Some thoughts on Pitch Count Estimators, following the tremendous work by Steve Treder and Walt Davis
The Basic Pitch Count Estimator (bPCE) that I have is by no means "mine". I believe that the STATS Scoreboard from a few years ago published the number of pitches each event (H, HR, BB, etc) takes. Patriot at Fanhome published it, and then MGL verified it with more recent data. I just noticed that all the events, except BB and K, took around 3.3 pitches. So, I just used 3.3, 4.8, 5.5 as my numbers. When I run it against actual data, I fudge the numbers slightly to calibrate against the league average. I believe 2003 had 3.75 pitches per PA.
The Extended Pitch Count Estimator (xPCE) is the result of work I've been doing on counts, unrelated to the number of pitches. However, I realized that my theoretical work should be able to give me expected number of pitches. Not having, at the time, the number of pitches in electronic form, I selected two extreme type pitchers (Randy Johnson and Brad Radke) to fit against my model. Using the league average for calibration, I came up with the xPCE.

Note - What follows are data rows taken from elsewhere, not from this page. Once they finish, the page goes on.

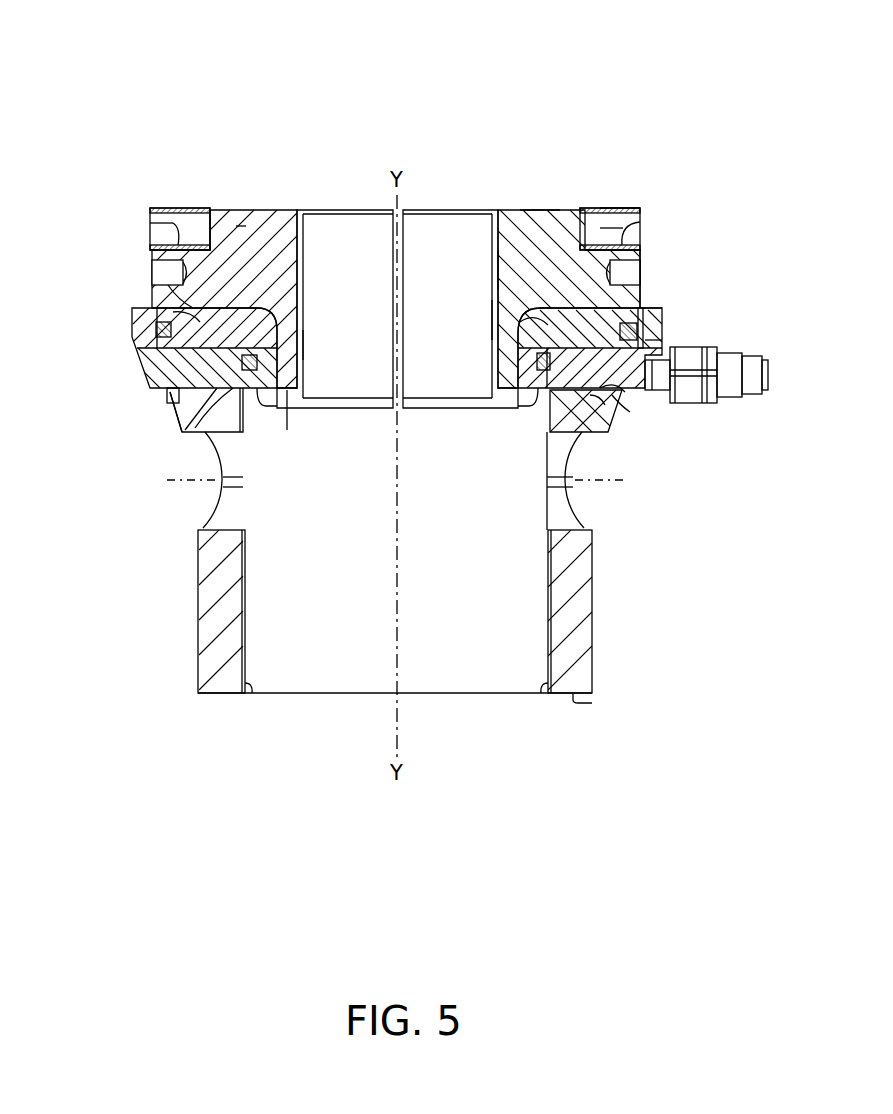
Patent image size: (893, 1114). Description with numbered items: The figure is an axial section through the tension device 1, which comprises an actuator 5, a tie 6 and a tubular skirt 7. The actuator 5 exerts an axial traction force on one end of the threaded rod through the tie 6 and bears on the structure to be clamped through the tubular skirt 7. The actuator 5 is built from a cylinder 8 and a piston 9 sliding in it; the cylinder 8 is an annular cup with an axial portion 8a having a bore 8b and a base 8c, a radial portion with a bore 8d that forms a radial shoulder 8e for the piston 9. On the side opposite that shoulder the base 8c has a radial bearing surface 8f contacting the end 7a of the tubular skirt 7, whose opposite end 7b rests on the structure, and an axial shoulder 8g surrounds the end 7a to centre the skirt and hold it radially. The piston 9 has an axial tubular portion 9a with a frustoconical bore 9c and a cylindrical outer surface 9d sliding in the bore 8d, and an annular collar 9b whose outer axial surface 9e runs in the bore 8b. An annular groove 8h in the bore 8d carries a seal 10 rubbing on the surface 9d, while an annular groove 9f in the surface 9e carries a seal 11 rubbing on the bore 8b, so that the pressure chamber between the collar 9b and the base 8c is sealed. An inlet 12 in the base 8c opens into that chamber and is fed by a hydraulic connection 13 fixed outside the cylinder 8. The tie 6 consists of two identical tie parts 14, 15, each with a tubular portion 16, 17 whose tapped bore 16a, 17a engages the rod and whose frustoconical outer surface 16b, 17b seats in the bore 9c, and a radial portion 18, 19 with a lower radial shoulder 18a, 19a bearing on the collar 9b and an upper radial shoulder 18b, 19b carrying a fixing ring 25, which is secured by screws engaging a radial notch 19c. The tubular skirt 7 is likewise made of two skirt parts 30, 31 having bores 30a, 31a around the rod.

The tension device 1 is at (500, 68).
The actuator 5 is at (668, 300).
The tie 6 is at (535, 203).
The tubular skirt 7 is at (603, 613).
The first end of tubular skirt 7a is at (613, 393).
The second end of tubular skirt 7b is at (578, 702).
The cylinder 8 is at (637, 393).
The axial portion of cylinder 8a is at (132, 312).
The bore of axial portion 8b is at (170, 313).
The base of cylinder 8c is at (243, 362).
The bore of base 8d is at (230, 395).
The radial shoulder 8e is at (156, 332).
The radial bearing surface 8f is at (187, 427).
The axial shoulder 8g is at (187, 413).
The annular groove of base 8h is at (167, 400).
The piston 9 is at (150, 305).
The axial tubular portion of piston 9a is at (580, 413).
The annular collar 9b is at (545, 322).
The bore of piston 9c is at (528, 372).
The outer surface of tubular portion 9d is at (602, 400).
The outer axial surface of collar 9e is at (664, 350).
The annular groove of collar 9f is at (655, 263).
The seal 10 is at (257, 300).
The seal 11 is at (665, 327).
The inlet 12 is at (630, 393).
The hydraulic connection 13 is at (768, 372).
The tie part 14 is at (143, 264).
The tie part 15 is at (645, 287).
The tubular portion of tie part 16 is at (288, 377).
The bore of tubular portion 16a is at (304, 344).
The frustoconical outer surface 16b is at (275, 400).
The tubular portion of tie part 17 is at (506, 353).
The bore of tubular portion 17a is at (513, 323).
The frustoconical outer surface 17b is at (513, 408).
The radial portion of tie part 18 is at (285, 220).
The lower radial shoulder 18a is at (213, 227).
The upper radial shoulder 18b is at (150, 222).
The radial portion of tie part 19 is at (507, 217).
The lower radial shoulder 19a is at (515, 300).
The upper radial shoulder 19b is at (643, 277).
The radial notch 19c is at (618, 207).
The fixing ring 25 is at (635, 208).
The skirt part 30 is at (212, 668).
The bore of skirt part 30a is at (246, 695).
The skirt part 31 is at (585, 670).
The bore of skirt part 31a is at (553, 695).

Since Baseball Prospectus (Keith Woolner based on the handiwork) has been so kind as to compile the actual pitch counts for all pitchers over the last 15 years, I really should tweak my model to conform to reality. However, Walt Davis' analysis shows that my current xPCE theoretical model already conforms at the high .9x level. That is pretty darn good.
Since BP has published the actual data, and I've published my equation, I will leave it up to other sabermetricians to try to tweak my equation. As Michael Lewis said of Bill James: "He prefers to leave an honest mess, rather than a tidy lie". I'm no Bill James, but I like Michael's point.